Media failures are either read errors or write errors. In a read error, the instance cannot read a datafile and an operating system error is returned to the application, along with an error indicating that the file cannot be found, cannot be opened, or cannot be read. The database continues to run, but the error is returned each time an unsuccessful read occurs. At the next checkpoint, a write error will occur when the database attempts to write the file header as part of the standard checkpoint process.

The effect of a datafile write error depends upon which tablespace the datafile is in.

If the instance cannot write to a datafile in the SYSTEM tablespace, an undo tablespace (if the database is in automatic undo management mode, which is the preferred choice in Release 10g), or a datafile in a tablespace containing active rollback segments (if in manual undo management mode), then the database issues an error and shuts down the instance. All files in the SYSTEM tablespace and all datafiles containing rollback segments must be online in order for the database to operate properly.

If the instance cannot write to a datafile other than those in the preceding list, then the result depends on whether the database is running in ARCHIVELOG mode or not.

In ARCHIVELOG mode, the database records an error in the database writer trace file and takes the affected datafile offline. (All other datafiles in the tablespace containing this datafile remain online.) You can then rectify the underlying problem and restore and recover the affected tablespace.

In NOARCHIVELOG mode, the database writer background process DBWR fails, and the instance fails, the cause of the problem determines the required response. If the problem is temporary (for example, a disk controller was powered off), then crash recovery usually can be performed using the online redo log files. In such situations, the instance can be restarted without resorting to media recovery. However, if a datafile is damaged, then you must restore a consistent backup of the entire database.

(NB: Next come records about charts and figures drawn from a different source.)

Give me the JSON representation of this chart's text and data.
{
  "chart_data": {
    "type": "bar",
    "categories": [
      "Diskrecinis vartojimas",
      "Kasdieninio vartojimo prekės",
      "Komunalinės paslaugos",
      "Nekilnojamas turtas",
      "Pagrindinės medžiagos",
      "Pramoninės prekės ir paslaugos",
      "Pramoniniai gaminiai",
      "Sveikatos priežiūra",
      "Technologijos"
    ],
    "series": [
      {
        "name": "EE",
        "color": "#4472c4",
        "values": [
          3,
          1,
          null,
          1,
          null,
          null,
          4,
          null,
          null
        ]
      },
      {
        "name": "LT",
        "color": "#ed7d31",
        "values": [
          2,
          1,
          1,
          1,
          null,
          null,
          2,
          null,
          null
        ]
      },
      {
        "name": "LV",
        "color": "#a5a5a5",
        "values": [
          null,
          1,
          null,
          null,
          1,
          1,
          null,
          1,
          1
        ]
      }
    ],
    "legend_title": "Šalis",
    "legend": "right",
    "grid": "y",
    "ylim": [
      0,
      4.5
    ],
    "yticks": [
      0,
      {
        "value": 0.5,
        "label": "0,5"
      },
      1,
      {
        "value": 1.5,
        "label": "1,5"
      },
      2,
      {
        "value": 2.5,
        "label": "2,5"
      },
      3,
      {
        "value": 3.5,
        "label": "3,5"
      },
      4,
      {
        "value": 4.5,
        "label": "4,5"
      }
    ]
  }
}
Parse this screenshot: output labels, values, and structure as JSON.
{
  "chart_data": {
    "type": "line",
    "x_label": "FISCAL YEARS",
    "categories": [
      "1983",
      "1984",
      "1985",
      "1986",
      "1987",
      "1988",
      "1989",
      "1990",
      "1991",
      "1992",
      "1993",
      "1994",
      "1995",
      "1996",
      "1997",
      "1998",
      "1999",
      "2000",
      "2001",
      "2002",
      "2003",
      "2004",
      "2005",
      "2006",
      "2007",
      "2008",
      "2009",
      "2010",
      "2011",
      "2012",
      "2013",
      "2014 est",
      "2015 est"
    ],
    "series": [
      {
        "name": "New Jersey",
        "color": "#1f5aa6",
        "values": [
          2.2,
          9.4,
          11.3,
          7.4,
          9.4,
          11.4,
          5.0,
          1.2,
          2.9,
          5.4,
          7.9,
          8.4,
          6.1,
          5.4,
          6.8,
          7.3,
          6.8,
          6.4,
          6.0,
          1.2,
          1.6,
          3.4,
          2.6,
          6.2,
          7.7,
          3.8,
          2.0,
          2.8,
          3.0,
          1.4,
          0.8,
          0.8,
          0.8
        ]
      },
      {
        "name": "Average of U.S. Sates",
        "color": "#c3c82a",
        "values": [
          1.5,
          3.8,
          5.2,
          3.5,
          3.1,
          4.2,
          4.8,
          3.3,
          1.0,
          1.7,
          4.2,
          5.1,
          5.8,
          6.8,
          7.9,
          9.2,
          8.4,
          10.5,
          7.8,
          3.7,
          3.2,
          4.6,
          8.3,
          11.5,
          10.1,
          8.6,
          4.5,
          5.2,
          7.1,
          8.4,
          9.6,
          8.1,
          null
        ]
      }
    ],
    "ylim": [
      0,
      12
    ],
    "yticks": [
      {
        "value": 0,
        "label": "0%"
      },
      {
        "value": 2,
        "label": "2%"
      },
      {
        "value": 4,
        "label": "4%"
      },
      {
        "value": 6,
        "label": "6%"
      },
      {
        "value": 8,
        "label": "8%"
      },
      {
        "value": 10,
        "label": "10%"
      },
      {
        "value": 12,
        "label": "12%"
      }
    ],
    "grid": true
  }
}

1.8.2 Responding to User Error

Typically, a user error like dropping a table or deleting rows from a table requires one of the following responses:

Re-importing the dropped object, if a suitable export file exists or if the object is still available at a standby database
Performing tablespace point-in-time recovery (TSPITR) of one or more tablespaces
Re-entering the lost data manually, if a record of them exists
Returning the database to a past state using database point-in-time recovery
Using one of the flashback features of the Oracle database to recover from logical corruption by returning affected objects to a past state

The recovery options available to you will be a function of your backup strategy. For example, if you are running in NOARCHIVELOG mode then you have limited point-in-time recovery options.